Trying it On
Why did so many of the Sgt Pepper generation turn their backs on revolution?
David Edgar has spent a lifetime writing politically charged work that have challenged and questioned received wisdom. Now in his seventies, he has finally taken to the stage with a play that questions his own wisdom, asking how his generation morphed from the political activism of the sixties into folk content to vote for Trump and Brexit. When the play first aired back in 2018, I can’t imagine he thought the conundrum would still be so relevant eighteen months later.
It was a little disconcerting to find Edgar already mooching around the performance space of UEA’s tiny studio theatre when the audience took to their seats, not least as he was eating a banana. “If this was a proper play…” he begins, shouting over the chitter chatter of an expectant audience, and so begins an intricately constructed performance exploring the political landscape of the last fifty years, masquerading as an intimate, informal chat. Using himself as a test case, Edgar attempts to find out how much of our former selves remain later in life. He wonders what happened to change the angry young man protesting against the Vietnam War into an established playwright adapting Dickens for the stage. Did he change or did the world change around him? What of his contemporaries? Why did so many of the Sgt Pepper generation turn their backs on revolution? These are fascinating and thought-provoking questions, and he is such good company that eighty minutes slip by without me noticing he doesn’t answer any of them.

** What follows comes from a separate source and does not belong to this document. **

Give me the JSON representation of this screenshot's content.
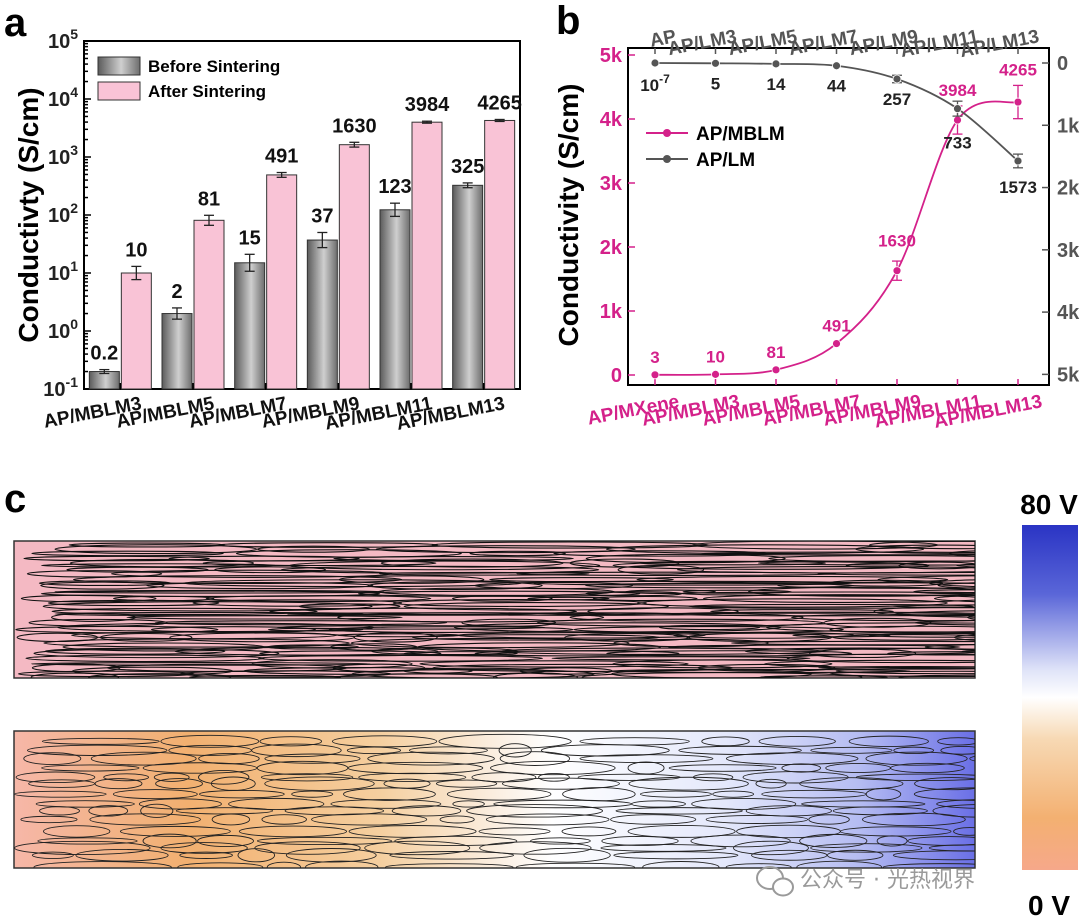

Instead, he delivers a potted history of those times, with a filmed assistance of the likes of David Aaronovitch and Paul Mason ruminating over the shifting sands of their political beliefs. It’s a dramatic technique most reminiscent of Mark Thomas’s polemical work - as talking heads are projected onto a handsomely dressed set of filing cabinets and cardboard boxes I am reminded of Cuckooed. Edgar may be a less accomplished speaker than Thomas – he’s not a performer after all – but what sets him apart is his self-deprecation. He delights in poking fun at himself, and while still driven by righteous indignation, he’s canny enough to realise how uneasily that sits with a comfortable life writing for the theatre while aspiring to appear on Desert Island Discs.
Trying it On has been likened to a TED talk, but I don’t think that’s quite right. Edgar doesn’t lecture his audience, and while he does attempt to rationalise his generation’s altered perspective, the play is more about sharing doubts than certainties. Faced with his increasingly tenuous conclusions, I confess that I found myself growing weary, though I should have known better – Edgar is a clever fellow, after all – as this was a cunningly placed trap. Just as doubts began to bubble to the surface, they were undercut by an audacious about-face that was as bold as it was surprising. To say more would be a major spoiler, but the move was so central to the play’s thesis it’s difficult to sensibly do otherwise. I can only say that if you have fallen across this review before seeing the play, you should perhaps stop reading now.
Having said that, anyone familiar with the work of the excellent LUNG Theatre group would have quickly started to wonder why Danielle Phillips (good in E15, outstanding in The 56) was moonlighting as a stage manager. Having spent the greater part of the performance studiously pressing buttons and twiddling knobs stage left, she breaks character by intruding into this “solo” show to tell Edgar off. Incandescent with rage at the platitudinous rhetoric she’s been forced to listen to, she provides the perfect counterpoint to Edgar’s faux sophistry. Now in character, he has to act his way through scripted bewilderment, so that ironically it is Phillips, an accomplished twenty-something actor, who does all the heavy lifting, driving forward the trajectory of the play by tacitly channelling the ideals of Edgar the younger.
The need to keep this big reveal a secret (to the extent that programs were only handed out after the performance in sealed brown envelopes) means Phillips has not received nearly enough credit for her contribution, which was to effectively shoulder the abiding message of a maddeningly inconclusive yet utterly absorbing play. It’s a message of hope, that people change, but not always for the worst. That writing for people who already agree with you may not revolutionise, but might nudge things forward. That there’s still much to do, but a lot has been done. During the closing moments of the play, as the balloons literally go up, they turned and smiled at each other. It was a tiny moment of warmth which somehow summed up everything he had been trying to say with words - that we are all members one of another.